My Mother-in-Law Made My Postpartum Anxiety So Much Worse

I blame my son, really.

I mean, if he had been willing to exit the womb on time, most of this wouldn’t have been an issue. But instead, in what has turned out to be true to his character, he dawdled and took his sweet, ever-loving time before making his big debut.

My mother-in-law lived across the country and was determined to visit soon after the baby was born. Not being content to wait until after he was born to book her flight, she went ahead and planned to arrive a couple weeks after I was due.

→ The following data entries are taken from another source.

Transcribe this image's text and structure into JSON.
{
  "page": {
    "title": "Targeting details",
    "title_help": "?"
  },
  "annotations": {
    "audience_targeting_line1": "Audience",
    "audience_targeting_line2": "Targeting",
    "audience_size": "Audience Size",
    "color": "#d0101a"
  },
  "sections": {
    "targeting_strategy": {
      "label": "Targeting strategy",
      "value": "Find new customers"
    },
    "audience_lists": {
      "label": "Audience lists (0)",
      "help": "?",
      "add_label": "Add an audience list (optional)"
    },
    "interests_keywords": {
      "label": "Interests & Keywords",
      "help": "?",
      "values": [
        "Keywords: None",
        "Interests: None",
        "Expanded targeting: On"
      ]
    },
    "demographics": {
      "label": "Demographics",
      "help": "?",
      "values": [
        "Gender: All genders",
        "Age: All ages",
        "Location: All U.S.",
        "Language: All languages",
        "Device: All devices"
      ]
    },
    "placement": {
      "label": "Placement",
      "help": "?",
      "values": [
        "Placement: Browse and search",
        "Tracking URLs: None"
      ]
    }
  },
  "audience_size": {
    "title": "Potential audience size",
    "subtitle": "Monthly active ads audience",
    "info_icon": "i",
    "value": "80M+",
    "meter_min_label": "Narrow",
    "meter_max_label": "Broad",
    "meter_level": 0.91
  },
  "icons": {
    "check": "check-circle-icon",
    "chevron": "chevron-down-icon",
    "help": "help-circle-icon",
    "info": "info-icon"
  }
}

It seemed reasonable to a stupid, clueless first-time expectant mom. But as the due date came and went, I began to have rising anxiety. I so wanted some precious time at home with my new family of three before my mother-in-law arrived, but it was beginning to seem as though that was unlikely to happen.

So, I arrived home from the hospital, two days postpartum, with a brand-new jaundiced baby who wouldn’t latch, a torn-up vagina, and a mother-in-law as a house guest.

To say it wasn’t optimal would be the understatement of the century.

I was stressed and sore and worried, and I wanted my mom more than anything but, to make matters worse, she was hardly there. Trying to respect the limited time my MIL had with us, my own sweet, nurturing mom took a step back during her stay.

Let me tell you, a mom and a mother-in-law are not at all the same thing.

My MIL was very uncomfortable with all things personal and TMI that come with having just birthed a baby. I remember distinctly trying to breastfeed with my well-intentioned-but-awkward MIL suggesting I use the nursing cover or go in a different room “where I could have privacy.”

Breastfeeding was tough for us and we (meaning me, my infant, my hubby, AND my MIL) had to visit the nursing specialist at the hospital three times that first week home. It was determined on one of those visits that my milk supply wasn’t even close to adequate to “de-jaundice” a newborn, so we were encouraged to supplement with formula.

Heartbroken and feeling like I’d somehow failed my child, we drove home from that visit while my MIL called her best friend back home and shared our “news.”

“Yes. They’re going to give him formula since he’s not getting enough milk.” (Pause) “I know! I’ve never heard of a mother not making enough milk for her baby!” (Pause) “I always had too much!”

I walked into our house and gave my baby a bottle which contained his first filling meal. Finally content, he immediately fell asleep, so I handed him off to my husband, told him I was going to take a shower, locked myself in the bathroom, and sobbed while the water ran.

All I wanted was my mom, so in that moment, I hated my mother-in-law.

I hated that, because of her, my mom had made herself scarce when I needed her most.

I hated that she thought helping us with food was taking us out to dinner every night with a 1-week-old baby.

I hated that she refused to shop or cook, and asked permission to get something out of our fridge.

I hated that she updated her friends and family about my failures as a mother.

I hated that she made me self-conscious about having a nip slip while trying to nurse my child.

I hated that she acted like a houseguest instead of a mother.

I hated the sight of her, the sound of her voice, and the words that came out of her mouth.

I realize now that much of those feelings were the result of an exhausting, hormonally imbalanced postpartum mom.

I understand that, while I still have a hard time getting over some of the things that were said and done during those few days, her intention was to support us. She just had a pretty awful way of showing it.

Years have passed, and our relationship is strong. I love her.

I guess I should thank her for helping grow a pair and learn to advocate for myself and my family — because you better bet that when I had my next child, she didn’t set foot in my home until I was good and ready.